For these and other reasons, Mr. Peterson, Mr. Langner and other thought leaders in the industry are leery of touting the recent evidence of progress. While he rails against government inaction on mandating that companies secure their critical infrastructure, Langner concedes that Obama administration directives have had some limited positive impact, even though he considers them to be far too weak – for example, a presidential directive to have the National Institute of Standards and Technology define critical infrastructures standards that could be followed voluntarily by industry.

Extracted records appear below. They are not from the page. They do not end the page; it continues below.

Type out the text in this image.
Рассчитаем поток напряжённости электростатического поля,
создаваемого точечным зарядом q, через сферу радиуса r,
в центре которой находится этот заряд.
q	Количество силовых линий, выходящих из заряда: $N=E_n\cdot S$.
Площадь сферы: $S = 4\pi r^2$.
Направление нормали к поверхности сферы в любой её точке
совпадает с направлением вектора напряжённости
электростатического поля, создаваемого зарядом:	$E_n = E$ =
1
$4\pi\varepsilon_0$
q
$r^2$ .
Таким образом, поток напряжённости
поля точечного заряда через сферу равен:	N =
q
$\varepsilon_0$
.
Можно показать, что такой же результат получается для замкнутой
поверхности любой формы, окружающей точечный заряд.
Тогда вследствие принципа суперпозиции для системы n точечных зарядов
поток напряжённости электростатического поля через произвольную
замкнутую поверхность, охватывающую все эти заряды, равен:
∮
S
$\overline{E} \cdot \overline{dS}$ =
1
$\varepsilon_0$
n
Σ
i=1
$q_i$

“There’s been some movement, but it’s small compared to the offensive capabilities now being developed,” he says.

Government-mandated standards developed in recent years by the North American Electric Reliability Corp., an electric utility industry watchdog, have also convinced utilities that they must make some progress in cybersecurity, if reluctantly because of the added cost.

Yet the Department of Homeland Security has yet to require that older insecure-by-design systems must be replaced in a time frame of a few years, Peterson says. Instead, government, as well as cybersecurity industry expert “apologists,” continue to predict that it will take “decades to make the transition.”

“You read the articles from industry organizations talking about it,” he says. “Obama talks about how important it is. Yet no one says we actually have to fix these things.”

"It’s either critical infrastructure or it’s not. You can’t have it both ways.”